Owner: HWMC
Catalog#: 2CL-CHLT-198

Violin Family

Viola d' amore - Alfred Coletti

Vienna, Austria
Alfred Coletti

Wood, metal strings
ca. 1926
Back Length: 14.75 in; Total length: 32.25 in; Width: 9.38 in; Depth: 2.2 in
Strings – Lutes – Violin Family

Viola d’amore, inside label: Alfred Coletti. / k.u.k. hof – Geigenmacher / in Wien. / Anno 22. Mai 1926.  
Maker’s mark etched 3 places into outside wood: (Logo) / A.G. COLETTI 
Main Bridge: etched *A (tree logo) M*         

A viola d’amore made by Alfred Coletti (1878–c.1929) from Vienna, Austria. Coletti was a pupil of Carl Hermann Voigt from 1892-1904.  In 1904, he joined the firm of Hamberger and took over the workshop the following year.  Coletti was a renowned Viennese luthier and restorer, often called the “Viennese Stradivari”.  He became official violin maker of the Viennese court by 1906, where he was responsible for the large collection of ancient stringed instruments.  His own original works (including this viola d’ amore) were highly finished, utilizing reclaimed 16th-century timber from local sites, and were well covered with deep orange varnish. 

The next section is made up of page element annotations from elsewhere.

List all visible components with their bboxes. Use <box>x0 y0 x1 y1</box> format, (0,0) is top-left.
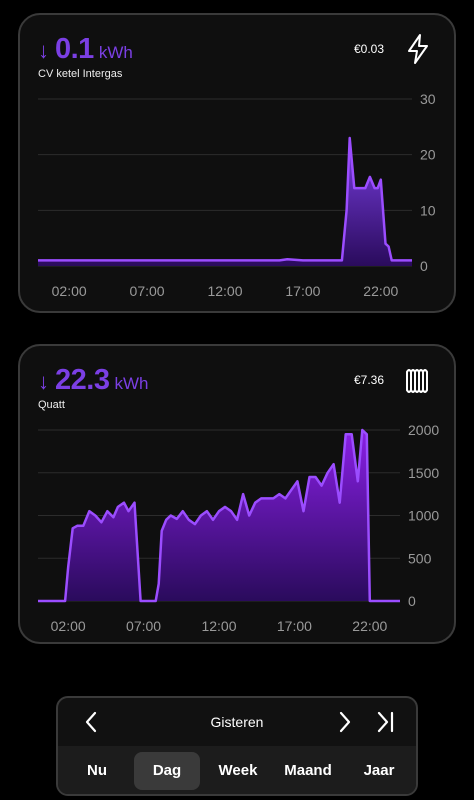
x-tick-label: 02:00 <box>51 618 86 634</box>
device-name: Quatt <box>38 399 65 411</box>
usage-line <box>38 428 400 603</box>
tab-maand[interactable]: Maand <box>284 762 332 779</box>
energy-card-quatt[interactable]: 2000 1500 1000 500 0 02:00 07:00 12:00 17:00 22:0… <box>18 344 456 644</box>
x-tick-label: 07:00 <box>130 283 165 299</box>
tab-nu[interactable]: Nu <box>87 762 107 779</box>
usage-chart: 30 20 10 0 02:00 07:00 12:00 17:00 22:00 <box>20 15 458 315</box>
chevron-left-icon <box>85 711 97 733</box>
y-tick-label: 10 <box>420 202 436 218</box>
x-tick-label: 22:00 <box>352 618 387 634</box>
x-tick-label: 12:00 <box>207 283 242 299</box>
usage-area <box>38 138 412 266</box>
usage-chart: 2000 1500 1000 500 0 02:00 07:00 12:00 17:00 22:0… <box>20 346 458 646</box>
usage-unit: kWh <box>98 43 133 62</box>
tab-dag[interactable]: Dag <box>134 752 200 790</box>
usage-summary: ↓ 0.1 kWh <box>38 33 133 66</box>
x-tick-label: 02:00 <box>52 283 87 299</box>
tab-jaar[interactable]: Jaar <box>363 762 395 779</box>
down-arrow-icon: ↓ <box>38 38 49 63</box>
last-period-button[interactable] <box>371 706 401 738</box>
energy-card-cv-ketel[interactable]: 30 20 10 0 02:00 07:00 12:00 17:00 22:00 ↓ 0.1 k… <box>18 13 456 313</box>
x-tick-label: 07:00 <box>126 618 161 634</box>
x-tick-label: 12:00 <box>201 618 236 634</box>
x-tick-label: 22:00 <box>363 283 398 299</box>
period-navigation: Gisteren <box>58 698 416 746</box>
usage-value: 22.3 <box>55 364 110 396</box>
usage-area <box>38 430 400 601</box>
period-tabs: Nu Dag Week Maand Jaar <box>58 746 416 794</box>
usage-unit: kWh <box>114 374 149 393</box>
radiator-icon <box>406 369 428 393</box>
y-tick-label: 20 <box>420 147 436 163</box>
x-tick-label: 17:00 <box>285 283 320 299</box>
y-tick-label: 1500 <box>408 465 439 481</box>
usage-chart-svg: 2000 1500 1000 500 0 02:00 07:00 12:00 17:00 22:0… <box>38 422 439 634</box>
usage-chart-svg: 30 20 10 0 02:00 07:00 12:00 17:00 22:00 <box>38 91 436 299</box>
tab-week[interactable]: Week <box>218 762 258 779</box>
lightning-bolt-icon <box>408 34 428 64</box>
usage-value: 0.1 <box>55 33 94 65</box>
y-tick-label: 1000 <box>408 508 439 524</box>
cost-value: €7.36 <box>353 373 384 387</box>
usage-line <box>38 136 412 262</box>
y-tick-label: 0 <box>420 258 428 274</box>
down-arrow-icon: ↓ <box>38 369 49 394</box>
device-name: CV ketel Intergas <box>38 68 123 80</box>
period-label: Gisteren <box>210 714 264 730</box>
cost-value: €0.03 <box>353 42 384 56</box>
previous-period-button[interactable] <box>76 706 106 738</box>
next-period-button[interactable] <box>330 706 360 738</box>
skip-to-end-icon <box>377 711 394 733</box>
chevron-right-icon <box>339 711 351 733</box>
usage-summary: ↓ 22.3 kWh <box>38 364 148 397</box>
y-tick-label: 30 <box>420 91 436 107</box>
x-tick-label: 17:00 <box>277 618 312 634</box>
y-tick-label: 0 <box>408 593 416 609</box>
y-tick-label: 2000 <box>408 422 439 438</box>
y-tick-label: 500 <box>408 550 432 566</box>
period-selector: Gisteren Nu Dag Week Maand Jaar <box>56 696 418 796</box>
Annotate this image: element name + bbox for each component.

The viola d’amore shares many features of the viol family, a bowed box-lute chordophone of Renaissance Europe. This viola d’amore has seven sympathetic strings below the main strings and fingerboard, which are not directly played, and seven playing strings above them.  Like all viols, this viola d’amore has a flat back.

An intricately carved head of a women with a bonnet/hat is at the top of the peg box.  The sound-holes are in the shape of a flaming sword known as “The Flaming Sword of Islam” (suggesting the instrument’s development was influenced by the Islamic World). This was one of the three usual sound hole shapes for viols as well.  It is unfretted and played much like a violin, being held horizontally under the chin. The first unambiguous reference to a viola d’amore with sympathetic strings does not occur until the 1730s.